Wednesday, June 5, 2013

Attention with Ferocity

What does it take to become Fierce and move into a zone with your writing?

Do you recall when you first learned a sport, how to dance, sing or play an instrument? Gaining the skills involved techniques and ways to position the body. You had to pay attention. If you became too tense, you lost control or balance.

All activities cultivated the capacity for presence.  Mind and body cooperated to develop harmony.

Linda Stone, a Microsoft researcher, coined the term, "continuous partial attention" to describe a state of attention attuned to everything without concentrating on anything. It refers to our current technological state of staying in hyper-connectivity.

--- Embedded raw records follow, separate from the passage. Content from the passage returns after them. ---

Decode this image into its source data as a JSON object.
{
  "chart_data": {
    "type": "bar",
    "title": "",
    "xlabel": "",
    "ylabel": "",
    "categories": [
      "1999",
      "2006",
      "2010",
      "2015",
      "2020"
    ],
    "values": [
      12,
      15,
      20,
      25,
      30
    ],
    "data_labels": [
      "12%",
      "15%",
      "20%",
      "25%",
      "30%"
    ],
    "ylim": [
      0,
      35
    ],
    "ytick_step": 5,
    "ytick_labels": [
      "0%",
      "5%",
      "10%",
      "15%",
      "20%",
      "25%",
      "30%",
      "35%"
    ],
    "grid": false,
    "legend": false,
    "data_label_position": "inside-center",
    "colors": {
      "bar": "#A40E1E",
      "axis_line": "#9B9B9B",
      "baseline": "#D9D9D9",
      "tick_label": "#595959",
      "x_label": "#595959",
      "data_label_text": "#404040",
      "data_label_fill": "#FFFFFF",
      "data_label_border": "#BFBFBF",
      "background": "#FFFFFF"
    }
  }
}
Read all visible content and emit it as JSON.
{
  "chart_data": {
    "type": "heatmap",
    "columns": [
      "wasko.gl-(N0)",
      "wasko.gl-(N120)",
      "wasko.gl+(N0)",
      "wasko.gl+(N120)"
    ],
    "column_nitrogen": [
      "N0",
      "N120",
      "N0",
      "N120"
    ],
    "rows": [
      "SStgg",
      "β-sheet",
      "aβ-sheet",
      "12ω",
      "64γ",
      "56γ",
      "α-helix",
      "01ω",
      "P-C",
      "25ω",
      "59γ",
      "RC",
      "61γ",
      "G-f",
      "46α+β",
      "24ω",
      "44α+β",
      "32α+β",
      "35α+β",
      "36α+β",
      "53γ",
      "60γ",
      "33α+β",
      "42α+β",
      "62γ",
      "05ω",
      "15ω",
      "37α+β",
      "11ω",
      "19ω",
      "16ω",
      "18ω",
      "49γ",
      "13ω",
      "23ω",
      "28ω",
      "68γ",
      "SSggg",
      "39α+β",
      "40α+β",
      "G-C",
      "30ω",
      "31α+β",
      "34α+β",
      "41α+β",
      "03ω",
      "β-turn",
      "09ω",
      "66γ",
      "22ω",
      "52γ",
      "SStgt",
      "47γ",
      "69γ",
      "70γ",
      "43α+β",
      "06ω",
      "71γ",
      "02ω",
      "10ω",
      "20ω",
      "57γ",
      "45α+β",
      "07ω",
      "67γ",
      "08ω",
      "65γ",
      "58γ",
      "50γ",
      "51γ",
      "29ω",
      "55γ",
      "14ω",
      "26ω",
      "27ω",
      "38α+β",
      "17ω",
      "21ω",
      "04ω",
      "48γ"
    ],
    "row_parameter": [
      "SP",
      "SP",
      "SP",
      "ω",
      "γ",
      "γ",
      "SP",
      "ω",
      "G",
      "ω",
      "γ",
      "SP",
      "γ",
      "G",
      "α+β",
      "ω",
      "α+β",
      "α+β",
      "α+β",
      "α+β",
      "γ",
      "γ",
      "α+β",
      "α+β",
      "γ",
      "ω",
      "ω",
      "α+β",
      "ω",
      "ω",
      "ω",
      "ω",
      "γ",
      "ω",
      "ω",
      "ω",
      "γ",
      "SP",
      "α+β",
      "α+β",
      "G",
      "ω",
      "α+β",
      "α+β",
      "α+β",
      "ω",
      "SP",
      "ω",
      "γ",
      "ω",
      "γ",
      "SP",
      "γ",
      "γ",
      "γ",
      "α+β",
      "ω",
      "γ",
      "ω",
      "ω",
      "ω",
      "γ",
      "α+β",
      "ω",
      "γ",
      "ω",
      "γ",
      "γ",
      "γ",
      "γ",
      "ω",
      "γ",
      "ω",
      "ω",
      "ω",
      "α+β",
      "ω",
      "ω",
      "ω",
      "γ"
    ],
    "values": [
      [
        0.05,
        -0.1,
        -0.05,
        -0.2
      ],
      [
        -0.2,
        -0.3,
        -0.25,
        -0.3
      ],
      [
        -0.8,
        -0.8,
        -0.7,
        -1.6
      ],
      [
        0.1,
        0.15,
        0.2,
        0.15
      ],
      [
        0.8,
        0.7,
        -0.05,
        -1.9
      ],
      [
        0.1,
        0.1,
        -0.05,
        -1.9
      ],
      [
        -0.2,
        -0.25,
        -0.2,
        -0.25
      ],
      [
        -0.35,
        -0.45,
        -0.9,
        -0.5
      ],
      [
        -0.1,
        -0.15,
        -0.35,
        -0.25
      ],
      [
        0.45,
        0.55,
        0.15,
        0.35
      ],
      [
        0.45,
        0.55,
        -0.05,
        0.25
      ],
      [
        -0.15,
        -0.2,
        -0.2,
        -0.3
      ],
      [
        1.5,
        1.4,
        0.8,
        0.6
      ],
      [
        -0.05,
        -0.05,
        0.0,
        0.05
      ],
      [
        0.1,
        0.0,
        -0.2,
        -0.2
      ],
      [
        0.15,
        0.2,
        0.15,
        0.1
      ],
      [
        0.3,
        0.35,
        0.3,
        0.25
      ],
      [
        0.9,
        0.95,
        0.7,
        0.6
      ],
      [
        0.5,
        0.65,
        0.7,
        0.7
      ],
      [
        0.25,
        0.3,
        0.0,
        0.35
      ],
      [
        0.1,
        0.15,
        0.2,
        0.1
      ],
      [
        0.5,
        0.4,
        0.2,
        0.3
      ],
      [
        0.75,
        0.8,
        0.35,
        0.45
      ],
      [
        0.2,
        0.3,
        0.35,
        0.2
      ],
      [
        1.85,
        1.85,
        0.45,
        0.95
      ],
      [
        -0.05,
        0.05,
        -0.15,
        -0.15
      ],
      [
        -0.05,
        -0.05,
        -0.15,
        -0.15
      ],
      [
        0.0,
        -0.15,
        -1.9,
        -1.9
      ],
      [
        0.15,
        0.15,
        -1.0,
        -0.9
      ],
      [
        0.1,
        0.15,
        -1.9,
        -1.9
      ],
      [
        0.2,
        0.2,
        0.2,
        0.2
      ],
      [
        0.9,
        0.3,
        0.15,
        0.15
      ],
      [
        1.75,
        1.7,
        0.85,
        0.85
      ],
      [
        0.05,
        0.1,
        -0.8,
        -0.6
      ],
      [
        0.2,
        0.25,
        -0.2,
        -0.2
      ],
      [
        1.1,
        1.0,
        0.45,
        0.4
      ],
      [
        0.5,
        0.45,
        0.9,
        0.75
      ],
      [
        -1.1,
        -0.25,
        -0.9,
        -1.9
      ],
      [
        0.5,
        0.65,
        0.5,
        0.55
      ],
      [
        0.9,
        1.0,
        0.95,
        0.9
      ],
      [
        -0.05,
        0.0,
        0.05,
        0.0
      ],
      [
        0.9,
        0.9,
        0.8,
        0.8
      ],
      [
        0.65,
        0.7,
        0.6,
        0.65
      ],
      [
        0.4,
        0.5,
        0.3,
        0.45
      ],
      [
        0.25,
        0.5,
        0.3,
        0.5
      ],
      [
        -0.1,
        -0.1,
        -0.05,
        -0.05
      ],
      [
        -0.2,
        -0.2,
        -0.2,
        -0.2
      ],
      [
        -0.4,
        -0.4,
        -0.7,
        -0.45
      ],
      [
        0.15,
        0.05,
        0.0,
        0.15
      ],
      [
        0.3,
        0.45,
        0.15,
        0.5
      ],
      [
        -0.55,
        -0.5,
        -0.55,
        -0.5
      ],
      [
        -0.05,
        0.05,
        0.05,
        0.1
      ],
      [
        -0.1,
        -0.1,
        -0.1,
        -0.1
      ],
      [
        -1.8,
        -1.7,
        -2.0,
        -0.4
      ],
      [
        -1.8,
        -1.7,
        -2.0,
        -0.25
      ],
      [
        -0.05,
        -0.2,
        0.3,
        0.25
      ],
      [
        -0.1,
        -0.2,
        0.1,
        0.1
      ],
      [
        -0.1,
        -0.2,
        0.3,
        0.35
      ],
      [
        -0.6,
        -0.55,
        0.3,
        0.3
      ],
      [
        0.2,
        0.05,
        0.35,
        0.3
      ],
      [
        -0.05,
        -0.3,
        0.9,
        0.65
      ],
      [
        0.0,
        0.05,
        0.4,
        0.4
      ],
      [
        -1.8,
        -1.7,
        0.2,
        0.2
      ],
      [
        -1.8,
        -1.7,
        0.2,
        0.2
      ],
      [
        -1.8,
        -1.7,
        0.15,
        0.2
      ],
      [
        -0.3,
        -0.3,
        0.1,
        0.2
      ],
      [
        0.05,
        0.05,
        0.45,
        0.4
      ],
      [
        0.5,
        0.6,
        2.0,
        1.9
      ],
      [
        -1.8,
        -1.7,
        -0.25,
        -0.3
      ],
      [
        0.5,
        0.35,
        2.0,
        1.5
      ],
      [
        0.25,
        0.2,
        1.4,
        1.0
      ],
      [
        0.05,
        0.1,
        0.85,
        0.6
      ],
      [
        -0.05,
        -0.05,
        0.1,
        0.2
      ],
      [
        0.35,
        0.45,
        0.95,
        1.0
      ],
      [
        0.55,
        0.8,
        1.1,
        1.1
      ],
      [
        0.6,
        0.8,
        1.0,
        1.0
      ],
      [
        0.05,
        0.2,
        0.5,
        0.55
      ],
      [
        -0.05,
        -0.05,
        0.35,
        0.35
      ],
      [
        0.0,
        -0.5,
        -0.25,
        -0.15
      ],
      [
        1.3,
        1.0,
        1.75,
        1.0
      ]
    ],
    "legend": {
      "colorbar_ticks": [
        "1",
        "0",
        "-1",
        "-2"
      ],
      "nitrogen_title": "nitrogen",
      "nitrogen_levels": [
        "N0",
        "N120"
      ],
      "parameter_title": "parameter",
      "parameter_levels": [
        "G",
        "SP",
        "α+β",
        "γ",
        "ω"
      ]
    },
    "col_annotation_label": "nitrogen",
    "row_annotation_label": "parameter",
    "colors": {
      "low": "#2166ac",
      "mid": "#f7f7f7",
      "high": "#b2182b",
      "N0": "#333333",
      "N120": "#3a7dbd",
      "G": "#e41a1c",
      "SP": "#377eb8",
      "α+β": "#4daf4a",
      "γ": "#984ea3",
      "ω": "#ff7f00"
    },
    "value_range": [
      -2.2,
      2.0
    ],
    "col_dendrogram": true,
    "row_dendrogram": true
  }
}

She feels we need various attention strategies in different contexts. Writing a story, driving a car, riding a bicycle all require an attention strategy that serves the moment.

"Relaxed presence," assists the ability to learn to write, drive a car or ride a bike.  She asked individuals in her studies, "How did you play as a child?"

Stone learned that if people did things on their own without the stress of someone giving an assignment and evaluating it, they played for pleasure and joy. As a result, individuals developed the capacity for attention and a type of curiosity and experimentation that only happened when they played. When they stayed in the moment, it unfolded in a natural way.

When you explore words in freeflow writing, you move in a state of relaxed presence. Sentences wander with curiosity and wonder as ideas fall upon words without effort. When no one guides or judges, freedom and the ferocity to write result.

Creative Write:  In a freeflow manner, write about learning to perform a task.